Марфа смахнула слёзы, поправила на Микуле шапку, утёрла Сандрику нос и снова вернулась на печку. Приложила ухо к спящему и шепнула:
— Бьётся слабо, но ровненько — тук-тук… Будет жить, будет!
Мика постоял растерянный, не зная, что делать. Редко мать плакала. Один раз, когда отца на войну провожала, в голос кричала, как и все. А теперь над чужим мальчишкой… Ну, хоть бы над своим… Непонятная.

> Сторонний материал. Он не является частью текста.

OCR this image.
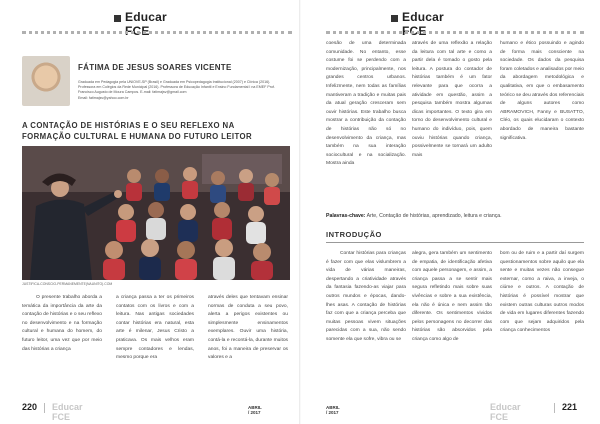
Educar FCE
FÁTIMA DE JESUS SOARES VICENTE
Graduada em Pedagogia pela UNIOVE-SP (Brasil) e Graduada em Psicopedagogia Institucional (2007) e Clínica (2016). Professora em Colégios da Rede Municipal (2016). Professora de Educação Infantil e Ensino Fundamental I na EMEF Prof. Francisco Augusto de Moura Campos. E-mail: fatimajsv@gmail.com
Email: fatimajsv@yahoo.com.br
A CONTAÇÃO DE HISTÓRIAS E O SEU REFLEXO NA FORMAÇÃO CULTURAL E HUMANA DO FUTURO LEITOR
JUSTIFICA-CONSCIO-PERMANEMENTE(NAUNITO).COM
O presente trabalho aborda a temática da importância da arte da contação de histórias e o seu reflexo no desenvolvimento e na formação cultural e humana do homem, do futuro leitor, uma vez que por meio das histórias a criança
a criança passa a ter os primeiros contatos com os livros e com a leitura. Nas antigas sociedades contar histórias era natural, esta arte é milenar, Jesus Cristo a praticava. Os mais velhos eram sempre contadores e lendas, mesmo porque era
através deles que tentavam ensinar normas de conduta a seu povo, alerta a perigos existentes ou simplesmente ensinamentos exemplares. Ouvir uma história, contá-la e recontá-la, durante muitos anos, foi a maneira de preservar os valores e a
220 Educar FCE
ABRIL / 2017
Educar FCE
coesão de uma determinada comunidade. No entanto, esse costume foi se perdendo com a modernização, principalmente, nos grandes centros urbanos. Infelizmente, nem todas as famílias mantiveram a tradição e muitas pais da atual geração cresceram sem ouvir histórias. Este trabalho busca mostrar a contribuição da contação de histórias não só no desenvolvimento da criança, mas também na sua interação sociocultural e na socialização. Mostra ainda
através de uma reflexão a relação da leitura com tal arte e como a partir dela é tomado o gosto pela leitura. A postura do contador de histórias também é um fator relevante para que ocorra a atividade em questão, assim a pesquisa também mostra algumas dicas importantes. O texto gira em torno do desenvolvimento cultural e humano do indivíduo, pois, quem ouviu histórias quando criança, possivelmente se tornará um adulto mais
humano e ético possuindo e agindo de forma mais consciente na sociedade. Os dados da pesquisa foram coletados e analisados por meio da abordagem metodológica e qualitativa, em que o embasamento teórico se deu através dos referenciais de alguns autores como ABRAMOVICH, Fanny e BUSATTO, Cléo, os quais elucidaram o contexto abordado de maneira bastante significativa.
ABRIL / 2017
Educar FCE
221
Palavras-chave: Arte, Contação de histórias, aprendizado, leitura e criança.
INTRODUÇÃO
Contar histórias para crianças é fazer com que elas vislumbrem a vida de várias maneiras, despertando a criatividade através da fantasia fazendo-as viajar para outros mundos e épocas, dando-lhes asas. A contação de histórias faz com que a criança perceba que muitas pessoas vivem situações parecidas com a sua, não sendo somente ela que sofre, vibra ou se
alegra, gera também um sentimento de empatia, de identificação afetiva com aquele personagem, e assim, a criança passa a se sentir mais segura refletindo mais sobre suas vivências e sobre a sua existência, ela não é única e nem assim tão diferente. Os sentimentos vividos pelos personagens no decorrer das histórias são absorvidos pela criança como algo de
bom ou de ruim e a partir daí surgem questionamentos sobre aquilo que ela sente e muitas vezes não consegue externar, como a raiva, a inveja, o ciúme e outros. A contação de histórias é possível mostrar que existem outras culturas outros modos de vida em lugares diferentes fazendo com que sejam adquiridos pela criança conhecimentos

И, оглядываясь, заметил солдатский ватник, брошенный у порога. Поднял его Мика, как человек хозяйственный, встряхнул.
— Не тронь, его надо в печке выжарить! — крикнула мать. — Посмотри в карманах, есть ли какие документы.
Мика осмотрел торопливо.
— Ничего, ровнёхонько ничего.
— И кто же он теперь, чей мальчонка, откудова? Ну-ка узнай скорей у его товарищей.
Мика повернулся было и вдруг увидел на воротнике ватника надпись чернильным карандашом, буквы «Уч. Г. О.».
И тут его словно пронзило:
— Мама! Да это же папкина одёжа, смотри-ка, отцовская метка. «Уч.» — это же Учайкин! «Г. О» — Григорий Осипович! Вот кого я привёз-то — отцовского крестника!
Мать так и всплеснулась. Бросилась к ватнику, обнимает, ворошит, смотрит, нет ли ещё какой меточки, от мужа весточки. Запах его вдыхает… и чуется что-то родное: дымом он попахивает, как от охотничьих костров, которые любил Григорий. Вот только запах лекарств был совсем чужим.
И, оставив ватник, Марфа снова к печке, где живая весточка с войны угрелась. Гладит стриженую I головёнку и причитает:
— Деточка ты моя! Находочка ты наша! Руками отца нашего спасённая… Никуда мы тебя не отправим. Так и будешь с нами жить, пока папка наш вернётся… Верно ведь, ребятки?
— А чего же, батя рад будет: приедет, а его найдёныш здесь. На вот, жив-здоров… Панас! То-то обрадуется, — сказал Мика.
— Угу, — подтвердил всегда согласный со всеми Сандрик.
— Ой, желанные вы мои, где двое сыты, там и третий прокормится, так ведь? Лишняя ложка в нашей чашке не помешает.
— Известно, — с отцовской басовитостью сказал Мика, — в три руки игра в ложки у нас веселей пойдёт!
— Мы чьего-то птенчика сбережём, а добрые люди, глядишь, и нашего папку сохранят… Судьба, она за хорошее добром платит… Ну, ведь это надо же: Григорий мой воюет, а одёжа его дома ночует! Вот судьба, ну судьба! К добру это, деточки мои, чует сердце — к добру!
И мать прижала грязный ватник к лицу, закрыла свою широкую улыбку, словно застыдилась неожиданного счастья.